I spent the next 3 days either sleeping, sitting on back side, driving or talking rubbish. The drive through France was a bit boring but we managed to get a few responses from the French drivers who were honking in support.

I managed to be in the driving seat whilst we were going through the Pyrenees, and it was great fun and a slight challenge to commandeer the road in the dark. However it doesn’t sound as challenging as the road to Terrifa.

Group 11 was great company – you see the convoy had to split into groups in order to tray and manage it, and we happened to be in Group 11 – which we managed to make into the best group. Group 11 leader was Kieran – an aid convoy expert having organised many convoys in the past. He had to put up with all the crap and then it took him two days to realise that actually it works better if he listens more to his group and less to the organisers. I think that’s when group 11 became the best!

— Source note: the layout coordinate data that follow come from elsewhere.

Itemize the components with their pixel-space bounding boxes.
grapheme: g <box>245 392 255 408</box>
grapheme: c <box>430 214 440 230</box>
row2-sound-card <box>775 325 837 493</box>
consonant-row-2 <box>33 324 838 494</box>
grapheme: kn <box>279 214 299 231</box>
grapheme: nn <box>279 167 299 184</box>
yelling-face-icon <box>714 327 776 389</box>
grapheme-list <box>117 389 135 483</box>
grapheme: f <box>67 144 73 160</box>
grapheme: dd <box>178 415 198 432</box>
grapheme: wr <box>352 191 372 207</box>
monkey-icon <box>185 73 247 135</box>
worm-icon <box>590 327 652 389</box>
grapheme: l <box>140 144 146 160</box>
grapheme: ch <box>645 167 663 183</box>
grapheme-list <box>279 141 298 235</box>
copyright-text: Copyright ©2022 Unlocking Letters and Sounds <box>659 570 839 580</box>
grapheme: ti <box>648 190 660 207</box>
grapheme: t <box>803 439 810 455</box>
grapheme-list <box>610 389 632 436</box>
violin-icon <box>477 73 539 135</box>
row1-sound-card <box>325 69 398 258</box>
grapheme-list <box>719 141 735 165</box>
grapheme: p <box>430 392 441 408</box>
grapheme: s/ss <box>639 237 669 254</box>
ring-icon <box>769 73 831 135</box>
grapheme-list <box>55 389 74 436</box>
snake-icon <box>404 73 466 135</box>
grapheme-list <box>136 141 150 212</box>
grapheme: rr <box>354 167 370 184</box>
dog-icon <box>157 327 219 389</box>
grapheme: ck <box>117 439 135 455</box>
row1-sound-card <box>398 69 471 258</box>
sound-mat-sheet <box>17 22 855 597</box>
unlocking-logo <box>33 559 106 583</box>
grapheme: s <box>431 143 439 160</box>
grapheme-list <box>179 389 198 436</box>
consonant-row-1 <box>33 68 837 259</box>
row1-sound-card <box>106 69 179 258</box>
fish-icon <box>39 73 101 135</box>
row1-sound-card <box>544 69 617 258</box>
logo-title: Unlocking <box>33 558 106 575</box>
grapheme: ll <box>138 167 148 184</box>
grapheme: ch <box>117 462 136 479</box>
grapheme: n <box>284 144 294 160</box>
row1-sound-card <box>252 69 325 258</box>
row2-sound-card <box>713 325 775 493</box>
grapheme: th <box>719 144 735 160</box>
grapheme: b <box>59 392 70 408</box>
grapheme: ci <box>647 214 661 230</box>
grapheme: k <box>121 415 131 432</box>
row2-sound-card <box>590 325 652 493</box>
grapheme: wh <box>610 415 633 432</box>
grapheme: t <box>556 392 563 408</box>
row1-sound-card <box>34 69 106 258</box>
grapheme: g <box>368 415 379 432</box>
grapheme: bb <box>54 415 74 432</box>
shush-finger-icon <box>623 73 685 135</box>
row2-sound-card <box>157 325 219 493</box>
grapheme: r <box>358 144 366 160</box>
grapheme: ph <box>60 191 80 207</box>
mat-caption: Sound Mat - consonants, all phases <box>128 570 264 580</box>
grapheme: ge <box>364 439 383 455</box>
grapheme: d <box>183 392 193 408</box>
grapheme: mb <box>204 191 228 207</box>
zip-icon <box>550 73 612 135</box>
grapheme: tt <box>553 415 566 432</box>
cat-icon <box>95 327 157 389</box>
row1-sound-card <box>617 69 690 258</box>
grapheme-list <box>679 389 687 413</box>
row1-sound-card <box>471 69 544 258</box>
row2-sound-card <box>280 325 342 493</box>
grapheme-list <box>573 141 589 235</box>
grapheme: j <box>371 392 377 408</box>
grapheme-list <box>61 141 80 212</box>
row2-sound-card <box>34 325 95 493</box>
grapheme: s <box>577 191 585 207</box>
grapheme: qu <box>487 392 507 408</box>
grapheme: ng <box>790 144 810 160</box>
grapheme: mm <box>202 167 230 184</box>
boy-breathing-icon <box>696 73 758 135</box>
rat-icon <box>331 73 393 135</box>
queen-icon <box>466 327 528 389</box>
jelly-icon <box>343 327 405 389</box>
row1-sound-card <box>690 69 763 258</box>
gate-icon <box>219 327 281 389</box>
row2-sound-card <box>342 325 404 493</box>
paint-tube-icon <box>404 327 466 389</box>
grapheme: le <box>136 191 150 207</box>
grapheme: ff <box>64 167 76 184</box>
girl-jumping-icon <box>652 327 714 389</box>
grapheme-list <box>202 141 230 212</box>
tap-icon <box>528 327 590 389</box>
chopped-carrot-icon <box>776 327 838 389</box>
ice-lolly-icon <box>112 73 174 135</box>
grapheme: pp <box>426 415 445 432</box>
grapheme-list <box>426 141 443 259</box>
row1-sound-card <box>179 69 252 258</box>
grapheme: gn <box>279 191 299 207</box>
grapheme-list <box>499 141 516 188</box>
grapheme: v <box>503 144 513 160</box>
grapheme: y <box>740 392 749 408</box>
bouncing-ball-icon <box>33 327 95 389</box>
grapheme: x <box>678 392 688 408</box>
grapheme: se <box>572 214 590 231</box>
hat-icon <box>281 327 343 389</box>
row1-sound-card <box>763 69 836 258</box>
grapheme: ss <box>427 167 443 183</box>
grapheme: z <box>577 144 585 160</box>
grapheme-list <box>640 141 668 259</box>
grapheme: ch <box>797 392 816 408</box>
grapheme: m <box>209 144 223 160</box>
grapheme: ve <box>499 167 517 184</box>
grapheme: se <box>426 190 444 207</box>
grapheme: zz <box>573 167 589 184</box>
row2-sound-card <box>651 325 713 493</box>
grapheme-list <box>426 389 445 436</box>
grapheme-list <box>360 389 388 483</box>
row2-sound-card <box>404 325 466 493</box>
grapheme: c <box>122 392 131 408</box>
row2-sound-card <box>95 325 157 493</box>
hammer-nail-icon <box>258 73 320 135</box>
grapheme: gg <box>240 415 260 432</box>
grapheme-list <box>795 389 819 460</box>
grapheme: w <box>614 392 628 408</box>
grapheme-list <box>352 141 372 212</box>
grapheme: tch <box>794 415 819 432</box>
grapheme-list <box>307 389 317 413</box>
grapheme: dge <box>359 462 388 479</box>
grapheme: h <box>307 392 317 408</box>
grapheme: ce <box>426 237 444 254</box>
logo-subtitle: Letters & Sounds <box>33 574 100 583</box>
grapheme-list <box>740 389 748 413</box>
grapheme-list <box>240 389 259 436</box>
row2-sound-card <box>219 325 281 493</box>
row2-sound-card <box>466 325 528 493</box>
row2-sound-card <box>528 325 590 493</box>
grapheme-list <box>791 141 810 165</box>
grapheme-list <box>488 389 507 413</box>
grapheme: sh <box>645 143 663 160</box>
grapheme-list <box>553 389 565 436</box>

It was great to see that so many young muslims were part of the convoy, and I really do hope that it gets into Gaza. Once these youngsters see with their own eyes that its not all about aid, maybe they will become more active in the fight to a political solution.

Best moment on the ride: when Kieran 2 (Kim) stealthily came up to Rod and shouted boo in the open drivers window. To see Rod jump and hit his head on the roof was hilarious (OK slight exaggeration but who cares!)

Worst moment: leaving them behind in Madrid knowing that I got the boring leg of the journey and the fun really begins in Africa.